Bicara soal pernikahan, buat perempuan yang sudah berkepala tiga seringkali dipenuhi kekhawatiran, mengapa sampai sekarang belum mendapat jodoh, ditambah jumlah populasi wanita yang lebih banyak daripada pria, pastinya mereka bertambah was-was, walaupun sejujurnya banyak juga pria di atas usia tiga puluh yang masih belum menikah, tapi mungkin kecemasan mereka tidak sebesar kecemasan para perempuan. Saya memahami hal ini, sangat memahami, tetapi kalau ditanya apakah saya termasuk salah satu dari perempuan-perempuan yang khawatir itu? Jawabnya dengan pasti, TIDAK, kenapa ‘tidak’? Banyak alasan, kenapa saya menjawab tidak, tapi ini adalah sebuah jawaban yang jujur. Saya tidak pernah khawatir di usia saya yang sudah kepala tiga ini saya belum menikah, bahkan berpacaran pun belum pernah. Rasanya aneh? Mungkin saja, karena sempat pula hal ini diutarakan oleh salah satu supplier kantor saya. “Aneh, mba belum pernah pacaran? Padahal kalau dilihat rasanya gak ada yang kurang, penampilan mba menarik dan cukup manis, enak pula diajak bicara dan cukup menyenangkan,” begitu kata perempuan tengah baya itu menilai saya yang baru satu kali itu bertemu dengannya dan berbicara selama kurang lebih 3 jam saja. Yah mungkin yang dibilang olehnya tidak sepenuhnya salah, walau juga tidak sepenuhnya benar, karena ‘penilaian’ itu sangat relatif. Tapi kembali lagi, untuk pacaran ataupun tidak pacaran itu adalah pilihan saya…
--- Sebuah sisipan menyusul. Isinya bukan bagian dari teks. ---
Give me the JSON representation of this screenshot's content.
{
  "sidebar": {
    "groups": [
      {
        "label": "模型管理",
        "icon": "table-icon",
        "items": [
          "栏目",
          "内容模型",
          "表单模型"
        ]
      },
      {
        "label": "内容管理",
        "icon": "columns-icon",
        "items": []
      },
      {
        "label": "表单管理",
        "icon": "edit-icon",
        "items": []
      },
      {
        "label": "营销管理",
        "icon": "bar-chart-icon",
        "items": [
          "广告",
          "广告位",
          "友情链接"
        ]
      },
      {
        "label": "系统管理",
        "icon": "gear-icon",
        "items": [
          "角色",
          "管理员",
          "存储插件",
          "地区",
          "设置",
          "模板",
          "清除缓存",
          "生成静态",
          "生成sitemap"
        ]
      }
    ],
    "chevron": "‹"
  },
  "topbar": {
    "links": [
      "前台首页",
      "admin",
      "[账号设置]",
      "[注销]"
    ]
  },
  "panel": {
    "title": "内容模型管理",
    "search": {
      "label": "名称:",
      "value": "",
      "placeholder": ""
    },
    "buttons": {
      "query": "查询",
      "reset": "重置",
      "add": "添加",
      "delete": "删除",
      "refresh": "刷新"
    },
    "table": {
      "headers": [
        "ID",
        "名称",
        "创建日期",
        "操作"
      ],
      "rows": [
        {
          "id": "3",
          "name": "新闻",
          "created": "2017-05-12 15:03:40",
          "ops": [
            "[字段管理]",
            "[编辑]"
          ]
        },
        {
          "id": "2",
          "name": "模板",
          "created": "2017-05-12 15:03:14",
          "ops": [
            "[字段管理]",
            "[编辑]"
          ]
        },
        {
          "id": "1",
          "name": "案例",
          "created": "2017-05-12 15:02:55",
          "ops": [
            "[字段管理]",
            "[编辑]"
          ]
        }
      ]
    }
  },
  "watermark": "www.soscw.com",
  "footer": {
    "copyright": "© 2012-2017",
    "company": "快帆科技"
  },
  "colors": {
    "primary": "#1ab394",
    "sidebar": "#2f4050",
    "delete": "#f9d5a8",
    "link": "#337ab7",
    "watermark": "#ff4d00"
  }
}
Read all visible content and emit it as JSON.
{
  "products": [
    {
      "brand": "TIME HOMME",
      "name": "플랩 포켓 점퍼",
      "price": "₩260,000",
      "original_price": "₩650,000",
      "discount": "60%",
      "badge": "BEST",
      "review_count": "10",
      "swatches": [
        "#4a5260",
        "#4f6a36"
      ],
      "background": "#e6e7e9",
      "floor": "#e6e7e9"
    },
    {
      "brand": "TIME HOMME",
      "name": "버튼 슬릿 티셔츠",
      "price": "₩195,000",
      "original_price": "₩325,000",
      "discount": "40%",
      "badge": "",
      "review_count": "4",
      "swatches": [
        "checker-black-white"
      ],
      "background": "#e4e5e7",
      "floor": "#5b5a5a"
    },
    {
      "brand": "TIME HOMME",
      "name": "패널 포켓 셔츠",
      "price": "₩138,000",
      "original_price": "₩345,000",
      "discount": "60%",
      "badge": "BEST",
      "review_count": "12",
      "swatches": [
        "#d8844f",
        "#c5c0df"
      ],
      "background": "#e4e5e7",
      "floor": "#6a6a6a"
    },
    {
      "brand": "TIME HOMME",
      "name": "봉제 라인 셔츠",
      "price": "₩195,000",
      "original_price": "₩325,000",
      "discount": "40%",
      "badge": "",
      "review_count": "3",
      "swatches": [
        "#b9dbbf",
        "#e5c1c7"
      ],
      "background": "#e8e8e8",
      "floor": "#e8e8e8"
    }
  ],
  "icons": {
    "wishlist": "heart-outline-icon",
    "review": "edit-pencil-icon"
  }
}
Saya jadi teringat, salah seorang teman pria saya sewaktu kuliah pernah bilang ke saya, para pria takut sama saya karena saya bisa melakukan segalanya sendiri. Mungkin yang dikatakannya tidak sepenuhnya salah, saya memang terbiasa mandiri, saya tampak tidak butuh bantuan orang lain, termasuk untuk pekerjaan yang biasa dilakukan pria, selagi bisa saya usahakan sendiri pasti saya kerjakan sendiri. Mungkin karena hal ini, karena pria memiliki gengsi yang tinggi, jadi mereka cenderung lebih menyukai perempuan yang tampak ‘lemah’ dan butuh bantuan mereka, agar mereka terlihat sebagai ‘super hero’? Mungkin… kembali lagi, ini sebuah penilaian, dan sangat relatif…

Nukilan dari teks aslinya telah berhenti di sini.